The mythology of American cinema is ripe with tales of precocious kids who shot crude movies with their first cameras. Think of the young J.J. Abrams or the Coen Brothers, running around their backyards, directing their childhood friends to jump off garages or do a pratfall.
However, very few of these fledgling directors are named Hernandez or Garcia. Primarily because of a lack of resources, young Hispanics are unlikely to see filmmaking as a realistic option.
"For a teenage Latino from a working-class background, it's not even that making a movie is unattainable," says Luis Lopez Aldana, a film producer. "It's that they don't consider it at all. Making movies is not even a potential career choice. It's mystic."
As a result, the current ranks of Latino filmmakers are thin, and that influences what kinds of stories get told in American cinema. More important, it has an impact on how Hispanic culture is portrayed -- if it is portrayed at all.
Indeed, just three percent of the members of the Directors Guild of America are Latino. This percentage has been more or less consistent for years.
Apparently, the DGA knows that this is a problem, which is one reason they have set up an official committee "to explore how Latino artists can advance their careers, enhance their job opportunities in both the English and Spanish-speaking media, and improve their craft skills within the television and motion picture industry."
And with Latinos now the largest ethnic minority in America, is the time right for a Hispanic resurgence in cinema? People like Lopez Aldana certainly hope so.
He is one of the creators of On the Run, the first feature from Cinetico Productions. The film is, according to writer-director Alberto Barboza, a "tripped-out, magical LA love story" about a young Latino who falls for a Chicana tattoo artist.
Jana Diaz Juhl, a producer of the film, says that On the Run reflects its creators' lives and experiences. In other words, it is based firmly in the Latino experience.
"It's not 'Hey, I'm telling a story, and everybody in it just happens to be brown.'" Diaz Juhl says. "Showing your reality is when your voice becomes unique."
Of course, there are a few Hispanic superstar directors who have long been airing their unique voices. Gregory Nava has been creating challenging work since the 1980s. In addition, the triumvirate of Alfonso Cuarón, Guillermo del Toro, and Miguel Arteta have made daring films that, at times, have even caught the attention of Oscar voters (which is tough for Latinos to do).
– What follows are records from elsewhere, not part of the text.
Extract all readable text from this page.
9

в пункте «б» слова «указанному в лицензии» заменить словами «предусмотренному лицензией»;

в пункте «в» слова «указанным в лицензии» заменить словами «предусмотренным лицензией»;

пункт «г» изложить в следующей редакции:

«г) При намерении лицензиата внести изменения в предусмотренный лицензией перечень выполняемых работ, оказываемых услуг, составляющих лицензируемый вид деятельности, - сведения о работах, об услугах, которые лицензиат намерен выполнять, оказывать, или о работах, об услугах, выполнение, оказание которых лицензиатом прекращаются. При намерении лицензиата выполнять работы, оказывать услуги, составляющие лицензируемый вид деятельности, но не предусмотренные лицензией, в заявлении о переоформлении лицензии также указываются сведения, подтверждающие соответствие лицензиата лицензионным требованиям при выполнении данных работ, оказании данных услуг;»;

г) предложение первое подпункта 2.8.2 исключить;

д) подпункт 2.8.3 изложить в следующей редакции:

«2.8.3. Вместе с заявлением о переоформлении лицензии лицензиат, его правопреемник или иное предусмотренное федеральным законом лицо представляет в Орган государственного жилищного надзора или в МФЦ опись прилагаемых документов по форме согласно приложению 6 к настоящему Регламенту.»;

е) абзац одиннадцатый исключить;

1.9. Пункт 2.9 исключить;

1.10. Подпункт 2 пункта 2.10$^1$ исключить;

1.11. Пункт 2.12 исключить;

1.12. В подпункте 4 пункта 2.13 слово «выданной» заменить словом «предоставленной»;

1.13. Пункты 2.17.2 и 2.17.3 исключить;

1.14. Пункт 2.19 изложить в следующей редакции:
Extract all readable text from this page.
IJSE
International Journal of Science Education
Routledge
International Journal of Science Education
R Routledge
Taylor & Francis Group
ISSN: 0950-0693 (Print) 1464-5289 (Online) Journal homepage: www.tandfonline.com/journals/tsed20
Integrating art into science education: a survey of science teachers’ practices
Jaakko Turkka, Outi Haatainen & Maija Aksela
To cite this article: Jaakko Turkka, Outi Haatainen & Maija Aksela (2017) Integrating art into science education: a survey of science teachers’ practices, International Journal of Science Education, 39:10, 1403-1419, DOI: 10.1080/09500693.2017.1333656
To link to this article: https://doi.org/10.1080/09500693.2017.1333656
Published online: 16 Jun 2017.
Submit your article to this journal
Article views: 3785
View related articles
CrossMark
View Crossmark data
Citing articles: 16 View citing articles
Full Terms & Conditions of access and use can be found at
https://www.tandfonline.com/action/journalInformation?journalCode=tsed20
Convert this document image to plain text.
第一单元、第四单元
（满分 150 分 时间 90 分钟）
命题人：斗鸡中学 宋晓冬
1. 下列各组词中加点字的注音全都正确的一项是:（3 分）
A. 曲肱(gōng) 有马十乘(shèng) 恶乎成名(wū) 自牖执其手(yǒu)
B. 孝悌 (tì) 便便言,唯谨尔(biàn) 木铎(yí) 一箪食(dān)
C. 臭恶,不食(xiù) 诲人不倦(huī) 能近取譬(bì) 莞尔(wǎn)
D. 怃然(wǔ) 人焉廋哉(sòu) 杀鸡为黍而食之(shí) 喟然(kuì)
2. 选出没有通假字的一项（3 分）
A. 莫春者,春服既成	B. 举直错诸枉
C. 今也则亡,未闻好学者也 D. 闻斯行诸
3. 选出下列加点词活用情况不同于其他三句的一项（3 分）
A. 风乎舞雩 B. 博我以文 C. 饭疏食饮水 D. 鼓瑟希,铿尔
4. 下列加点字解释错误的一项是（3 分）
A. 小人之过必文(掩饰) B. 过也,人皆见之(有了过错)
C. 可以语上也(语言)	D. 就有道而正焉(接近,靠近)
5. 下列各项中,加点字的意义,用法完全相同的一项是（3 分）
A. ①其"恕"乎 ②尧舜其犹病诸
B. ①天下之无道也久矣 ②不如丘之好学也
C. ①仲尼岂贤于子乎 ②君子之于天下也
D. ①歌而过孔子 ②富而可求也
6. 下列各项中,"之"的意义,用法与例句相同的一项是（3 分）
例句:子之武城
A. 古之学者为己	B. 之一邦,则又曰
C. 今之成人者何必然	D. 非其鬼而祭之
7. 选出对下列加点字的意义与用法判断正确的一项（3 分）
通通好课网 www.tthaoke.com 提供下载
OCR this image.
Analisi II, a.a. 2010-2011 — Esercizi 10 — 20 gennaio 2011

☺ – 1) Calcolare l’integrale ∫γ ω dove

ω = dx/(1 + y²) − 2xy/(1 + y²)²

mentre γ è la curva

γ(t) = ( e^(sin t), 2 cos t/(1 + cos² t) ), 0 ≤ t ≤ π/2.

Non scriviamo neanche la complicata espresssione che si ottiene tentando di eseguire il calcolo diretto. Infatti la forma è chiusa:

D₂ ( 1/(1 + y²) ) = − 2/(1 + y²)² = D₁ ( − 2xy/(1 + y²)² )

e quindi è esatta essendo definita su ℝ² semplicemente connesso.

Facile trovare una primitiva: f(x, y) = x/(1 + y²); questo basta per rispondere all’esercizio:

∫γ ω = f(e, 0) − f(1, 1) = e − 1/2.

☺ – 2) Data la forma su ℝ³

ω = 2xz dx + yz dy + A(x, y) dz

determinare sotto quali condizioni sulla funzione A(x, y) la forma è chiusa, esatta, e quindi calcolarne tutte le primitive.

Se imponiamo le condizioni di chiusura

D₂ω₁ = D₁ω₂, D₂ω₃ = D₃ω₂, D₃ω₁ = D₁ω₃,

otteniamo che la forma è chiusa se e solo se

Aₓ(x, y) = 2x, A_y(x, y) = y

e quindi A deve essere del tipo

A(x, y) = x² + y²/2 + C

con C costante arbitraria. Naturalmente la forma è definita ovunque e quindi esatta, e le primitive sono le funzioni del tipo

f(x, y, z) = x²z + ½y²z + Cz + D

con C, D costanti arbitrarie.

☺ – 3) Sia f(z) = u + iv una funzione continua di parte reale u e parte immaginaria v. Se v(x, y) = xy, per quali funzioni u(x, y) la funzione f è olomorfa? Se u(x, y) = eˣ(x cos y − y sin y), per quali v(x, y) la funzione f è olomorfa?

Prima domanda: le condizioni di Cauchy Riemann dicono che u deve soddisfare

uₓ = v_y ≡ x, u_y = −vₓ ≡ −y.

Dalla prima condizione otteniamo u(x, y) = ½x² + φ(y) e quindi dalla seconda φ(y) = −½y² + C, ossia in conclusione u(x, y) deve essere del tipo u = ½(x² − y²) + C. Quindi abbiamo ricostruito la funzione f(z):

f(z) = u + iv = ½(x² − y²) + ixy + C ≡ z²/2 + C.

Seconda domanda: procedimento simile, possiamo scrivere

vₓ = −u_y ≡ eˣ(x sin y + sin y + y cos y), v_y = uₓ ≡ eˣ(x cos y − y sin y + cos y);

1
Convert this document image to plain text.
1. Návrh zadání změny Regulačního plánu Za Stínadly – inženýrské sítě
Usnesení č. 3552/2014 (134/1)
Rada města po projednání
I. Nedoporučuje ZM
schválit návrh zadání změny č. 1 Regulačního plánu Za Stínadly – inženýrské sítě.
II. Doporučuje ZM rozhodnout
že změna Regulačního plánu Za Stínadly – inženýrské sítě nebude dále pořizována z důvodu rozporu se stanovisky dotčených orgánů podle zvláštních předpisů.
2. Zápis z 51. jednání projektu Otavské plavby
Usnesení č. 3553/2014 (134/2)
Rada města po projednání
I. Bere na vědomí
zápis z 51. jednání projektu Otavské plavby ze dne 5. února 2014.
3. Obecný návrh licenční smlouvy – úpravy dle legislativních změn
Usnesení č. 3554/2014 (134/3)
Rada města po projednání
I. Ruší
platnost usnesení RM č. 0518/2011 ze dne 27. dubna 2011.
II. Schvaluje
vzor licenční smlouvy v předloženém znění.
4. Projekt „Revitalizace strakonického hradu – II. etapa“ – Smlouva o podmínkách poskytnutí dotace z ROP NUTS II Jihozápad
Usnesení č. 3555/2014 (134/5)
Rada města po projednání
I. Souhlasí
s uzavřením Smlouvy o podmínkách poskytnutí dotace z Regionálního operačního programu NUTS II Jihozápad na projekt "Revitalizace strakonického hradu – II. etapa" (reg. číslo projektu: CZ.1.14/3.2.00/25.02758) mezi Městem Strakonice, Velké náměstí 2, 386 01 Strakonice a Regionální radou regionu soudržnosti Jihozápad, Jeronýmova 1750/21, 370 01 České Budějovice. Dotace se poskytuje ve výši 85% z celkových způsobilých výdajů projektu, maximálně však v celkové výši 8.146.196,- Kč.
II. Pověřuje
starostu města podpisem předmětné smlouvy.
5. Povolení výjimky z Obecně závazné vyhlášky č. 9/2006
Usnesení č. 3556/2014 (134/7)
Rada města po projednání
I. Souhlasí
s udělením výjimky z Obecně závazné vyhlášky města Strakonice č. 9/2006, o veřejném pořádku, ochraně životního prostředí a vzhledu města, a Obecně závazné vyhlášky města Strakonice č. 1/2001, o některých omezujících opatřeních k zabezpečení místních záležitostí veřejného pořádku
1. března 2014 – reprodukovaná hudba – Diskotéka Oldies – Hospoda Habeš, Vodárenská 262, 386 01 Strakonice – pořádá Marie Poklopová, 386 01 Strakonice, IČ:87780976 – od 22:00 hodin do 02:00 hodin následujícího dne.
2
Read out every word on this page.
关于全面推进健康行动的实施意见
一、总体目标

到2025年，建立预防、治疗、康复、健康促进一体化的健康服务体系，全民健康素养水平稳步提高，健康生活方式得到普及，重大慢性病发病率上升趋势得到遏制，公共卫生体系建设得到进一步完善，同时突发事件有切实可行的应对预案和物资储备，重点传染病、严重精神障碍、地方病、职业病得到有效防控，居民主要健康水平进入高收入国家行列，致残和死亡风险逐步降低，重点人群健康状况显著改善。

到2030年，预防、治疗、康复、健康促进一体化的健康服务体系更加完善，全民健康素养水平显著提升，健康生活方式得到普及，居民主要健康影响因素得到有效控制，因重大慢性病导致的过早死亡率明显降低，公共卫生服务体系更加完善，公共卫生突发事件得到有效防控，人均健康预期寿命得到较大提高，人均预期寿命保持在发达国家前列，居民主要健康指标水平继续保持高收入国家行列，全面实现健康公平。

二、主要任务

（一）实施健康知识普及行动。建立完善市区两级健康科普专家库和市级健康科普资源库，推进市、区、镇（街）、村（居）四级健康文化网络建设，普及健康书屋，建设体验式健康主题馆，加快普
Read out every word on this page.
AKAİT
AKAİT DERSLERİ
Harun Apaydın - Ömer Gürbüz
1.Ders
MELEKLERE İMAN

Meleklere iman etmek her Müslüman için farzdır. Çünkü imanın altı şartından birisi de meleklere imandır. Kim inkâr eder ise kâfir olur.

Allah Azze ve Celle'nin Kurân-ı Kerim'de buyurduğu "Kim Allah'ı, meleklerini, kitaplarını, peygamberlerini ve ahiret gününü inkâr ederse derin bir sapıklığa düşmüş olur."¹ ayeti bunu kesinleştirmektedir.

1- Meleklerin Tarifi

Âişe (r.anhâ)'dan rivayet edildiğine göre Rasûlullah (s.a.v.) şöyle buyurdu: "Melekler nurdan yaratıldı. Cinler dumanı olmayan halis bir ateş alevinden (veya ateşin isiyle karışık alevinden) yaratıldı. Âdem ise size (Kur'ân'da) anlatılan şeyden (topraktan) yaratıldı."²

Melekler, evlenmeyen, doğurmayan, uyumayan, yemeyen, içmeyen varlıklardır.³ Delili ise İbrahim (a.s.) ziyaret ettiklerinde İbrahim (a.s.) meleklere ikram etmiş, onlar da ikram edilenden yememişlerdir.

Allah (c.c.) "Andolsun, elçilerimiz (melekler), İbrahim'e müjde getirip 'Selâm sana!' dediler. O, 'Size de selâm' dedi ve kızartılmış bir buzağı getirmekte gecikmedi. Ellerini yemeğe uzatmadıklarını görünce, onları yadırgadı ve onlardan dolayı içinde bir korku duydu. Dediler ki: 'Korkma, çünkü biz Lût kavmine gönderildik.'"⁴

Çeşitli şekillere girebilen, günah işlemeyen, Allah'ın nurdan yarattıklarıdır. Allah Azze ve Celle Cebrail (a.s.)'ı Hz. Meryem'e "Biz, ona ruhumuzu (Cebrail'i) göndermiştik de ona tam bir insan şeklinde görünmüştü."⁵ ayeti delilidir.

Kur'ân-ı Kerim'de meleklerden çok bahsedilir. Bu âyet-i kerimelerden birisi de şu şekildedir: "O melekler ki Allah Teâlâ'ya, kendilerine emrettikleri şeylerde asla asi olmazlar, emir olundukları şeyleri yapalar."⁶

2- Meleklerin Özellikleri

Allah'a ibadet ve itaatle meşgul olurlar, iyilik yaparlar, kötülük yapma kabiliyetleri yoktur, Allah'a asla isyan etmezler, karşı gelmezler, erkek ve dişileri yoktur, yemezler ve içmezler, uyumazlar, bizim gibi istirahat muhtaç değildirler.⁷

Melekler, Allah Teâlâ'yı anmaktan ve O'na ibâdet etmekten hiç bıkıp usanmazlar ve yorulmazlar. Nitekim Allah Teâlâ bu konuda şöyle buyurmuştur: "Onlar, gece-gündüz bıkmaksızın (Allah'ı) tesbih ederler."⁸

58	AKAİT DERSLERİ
Perhaps the most dependable Latino hitmaker is Robert Rodriguez. Still, he risked his mainstream cache with last year's Machete, which was, shall we say, an individualistic look at the immigration debate. Regardless of what you think of the movie (and I thought it pretty much rocked), it's doubtful that it could have come from a non-Latino director.
So where is the next generation's Rodriguez coming from?
The founders of Cinetico think they have one possible source. In addition to making films, the company runs a shadow program, which brings high school and college kids to the set so they can follow the filmmakers around and see how a movie is created.
"That's something we didn't have when I was growing up, because the resources didn't exist," says Miguel Angel Caballero, one of On the Run's producers and its star. "Nobody was going to come into our schools and take us to a set to see something that was going to inspire us. The experience helps the kids, even if they don't want to be in the entertainment business."
And perhaps that is the key. This isn't just about movies. The fact is that the entertainment industry, which is all about creating metaphors, is a metaphor itself for the lack of access and resources for young Latinos.
Filmmaking is simply another niche in which Hispanics are slowly making their voices heard. With hope, one day soon, our presence will be in proportion to our numbers and our contributions to America.
As for On the Run, the filmmakers plan to release the film next year and go the festival route to try to get a major distributor. After that, they will start work on their follow-up feature.
Asked about the future of Hispanic cinema in America, Caballero offers a twist on William Goldman's famous observation that no one in Hollywood knows anything.
"We don't really know where it's going," Caballero says. "All we can do is continue to make films that are inspiring and relevant to the community. It's a long journey."